In a world of abandonment, bodies who do not fit into regimes of life are written out of discourses of mourning, structure of feelings, knowledge systems, and world view of the university. In the rhetoric of abandonment, subcontracted means outside of a collective narrative, recognition of name, traditions, and care of a community, the feelings of community belonging, and the protections of institutions of the state. A public discourse demarcates among kin and those who are not kin, differentiating and marking out, a political space between those who are directly and deeply involved in community and the university (through a relationship to an employer, a relationship to intellectual labor, or a relationship of in loco parentis) from those who are not seen as deeply or directly involved in the work of the university. Public mourning tells us who is valuable and who is not valuable, who is intelligible and not intelligible, which subjects, which bodies, which labor, and which behaviors contribute to domains of value and utility that neoliberal universities produce. Exceptional subjects are included in relationships of ethical responsibility and are mourned. Unexceptional subjects are abandoned to discourse of charity.
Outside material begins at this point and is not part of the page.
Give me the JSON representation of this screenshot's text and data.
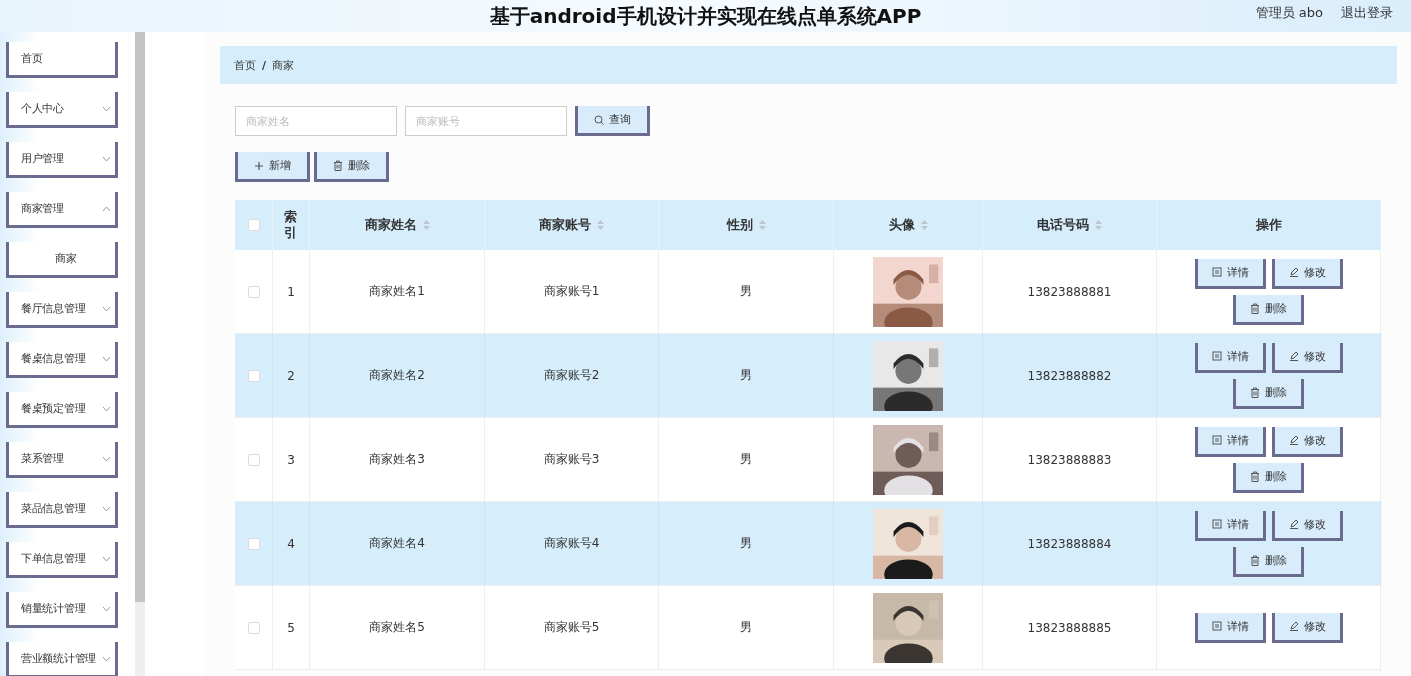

The single public text of Mr. Montano’s death reveals a structure of American modernity and liberalism that makes Latino workers disappear.  The domesticated immigrant worker in the neoliberal center is identified through markers as father and family man. Work and heterosexuality has the effect of briefly making Montano’s life visible so he can be recognized, his death can be regretted, and responsibility can be directed to the subcontracted company. The events of his life and death are then quickly folded from view. Montano’s death does not become a presence which resonates after a fleeting moment when the events of his death are duly recorded and regret is expressed. He becomes in the structures of feeling of the university a ghostly presence, there but not there, a palimpsest of whom unactualized traces exist.